In LALC patients treated with CRT IMRT, the ARE grade ≥ 2 can be predicted using the pretreatment radiotherapy image features. To predict ARE, the multi-omics features had similar predictability with radiomics features; however, the dosiomics features and clinical factors had a limited classification performance.
本研究旨在利用多组学特征(包括放射组学和剂量组学)预测接受调强放疗(IMRT)的局部晚期肺癌(LALC)患者发生急性放射性食管炎(ARE)的等级≥2。

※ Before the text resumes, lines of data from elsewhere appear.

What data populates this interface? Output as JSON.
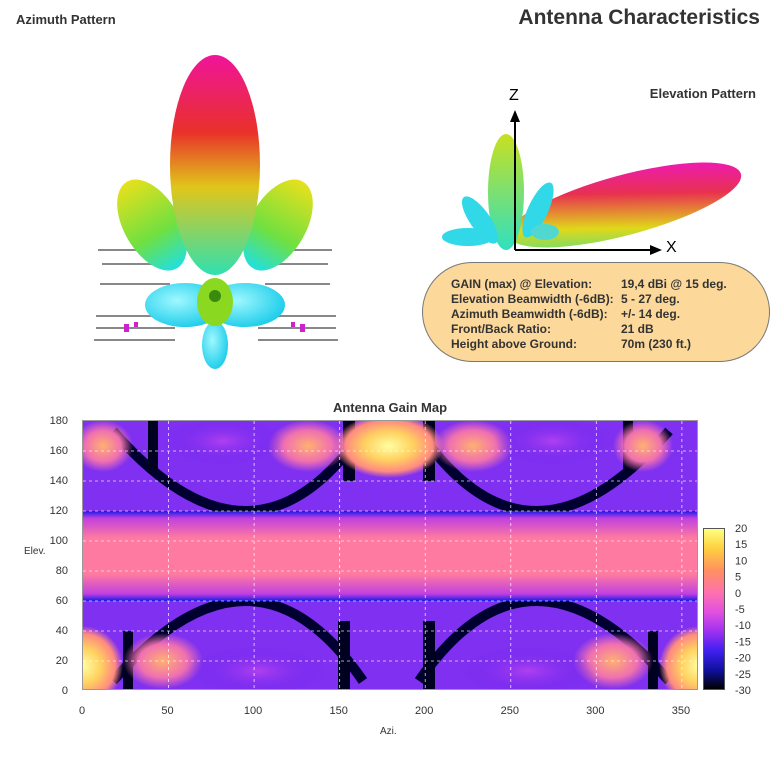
{
  "header": {
    "title": "Antenna Characteristics"
  },
  "azimuth_panel": {
    "title": "Azimuth Pattern"
  },
  "elevation_panel": {
    "title": "Elevation Pattern",
    "axis_z": "Z",
    "axis_x": "X"
  },
  "specs": {
    "rows": [
      {
        "label": "GAIN (max) @ Elevation:",
        "value": "19,4 dBi @ 15 deg."
      },
      {
        "label": "Elevation Beamwidth (-6dB):",
        "value": "5 - 27 deg."
      },
      {
        "label": "Azimuth Beamwidth (-6dB):",
        "value": "+/- 14 deg."
      },
      {
        "label": "Front/Back Ratio:",
        "value": "21 dB"
      },
      {
        "label": "Height above Ground:",
        "value": "70m (230 ft.)"
      }
    ]
  },
  "colors": {
    "spec_box_bg": "#fcd89a",
    "lobe_main": "#e8177f",
    "lobe_mid": "#e0e020",
    "lobe_low": "#22e0f0"
  },
  "chart_data": {
    "type": "heatmap",
    "title": "Antenna Gain Map",
    "xlabel": "Azi.",
    "ylabel": "Elev.",
    "xlim": [
      0,
      360
    ],
    "ylim": [
      0,
      180
    ],
    "x_ticks": [
      "0",
      "50",
      "100",
      "150",
      "200",
      "250",
      "300",
      "350"
    ],
    "y_ticks": [
      "0",
      "20",
      "40",
      "60",
      "80",
      "100",
      "120",
      "140",
      "160",
      "180"
    ],
    "grid": true,
    "colorbar": {
      "range": [
        -30,
        20
      ],
      "ticks": [
        "20",
        "15",
        "10",
        "5",
        "0",
        "-5",
        "-10",
        "-15",
        "-20",
        "-25",
        "-30"
      ]
    },
    "hot_spots": [
      {
        "azi": 180,
        "elev": 165,
        "gain": 18
      },
      {
        "azi": 0,
        "elev": 15,
        "gain": 17
      },
      {
        "azi": 360,
        "elev": 15,
        "gain": 17
      },
      {
        "azi": 90,
        "elev": 90,
        "gain": 8
      },
      {
        "azi": 270,
        "elev": 90,
        "gain": 8
      }
    ]
  }
}
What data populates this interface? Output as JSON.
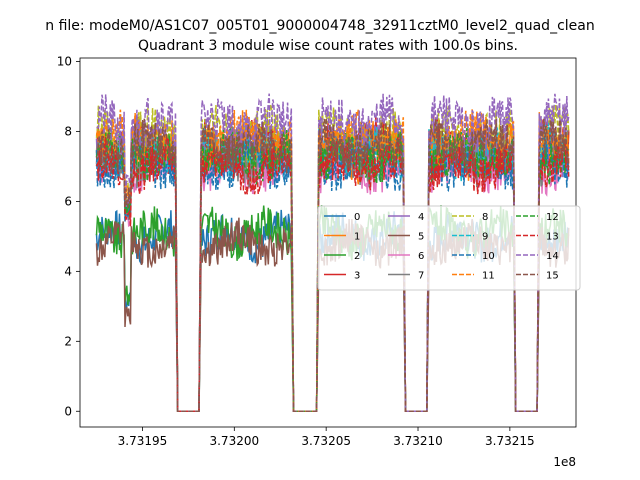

回顾性纳入了 2015 年至 2019 年期间接受放化疗(CRT)或 IMRT 放疗的 161 例 IIIA-IIIB 期 LALC 患者,处方剂量为 45-70 Gy。所有毒性分级均按照不良事件通用术语标准第 4.0 版进行。基于计划 CT 图像和三维剂量分布,提取了多组学特征,包括放射组学、剂量组学(包括剂量-体积直方图剂量学参数)。所有数据随机分为训练队列(N=107)和测试队列(N=54)。在训练队列中,通过随机患者抽样选择具有可靠高结果相关性和低冗余性的特征。使用 Ridge 分类器构建了四种分类模型(仅使用临床因素(CF)、仅使用放射组学特征(RFs)、仅使用剂量组学特征(DFs)以及包含临床因素、放射组学和剂量组学的混合特征(HFs)),其中三分之二的随机选择患者作为训练队列。其余患者作为测试队列。使用 30 次训练-测试拆分构建了一系列模型。使用 ROC 曲线下面积(AUC)和准确性评估它们的性能。
在所有患者中,有 51 例发生 ARE 等级≥2,发生率为 31.7%。接下来,提取了 8990 个放射组学和 213 个剂量组学特征,在 CF、DF、RF 和 DF 模型中分别经过特征选择后,保留了 3、6、12 和 13 个特征。RF 和 HF 模型的分类性能相似,训练和测试 AUC 分别为 0.796±0.023(95%置信区间(CI)[0.79,0.80])和 0.801±0.022(95%CI[0.79,0.81])(p=0.74)。使用 CF 和 DF 特征的模型性能较差,训练和测试 AUC 分别为 0.573±0.026(95%CI[0.56,0.58])和 0.509±0.072(95%CI[0.48,0.53])和 0.679±0.027(95%CI[0.67,0.69])和 0.604±0.041(95%CI[0.53,0.63])(与前两种模型相比,p<0.001)。
在接受 CRT IMRT 的 LALC 患者中,可使用放疗前的放射治疗图像特征预测 ARE 等级≥2。为了预测 ARE,多组学特征与放射组学特征具有相似的预测能力;然而,剂量组学特征和临床因素的分类性能有限。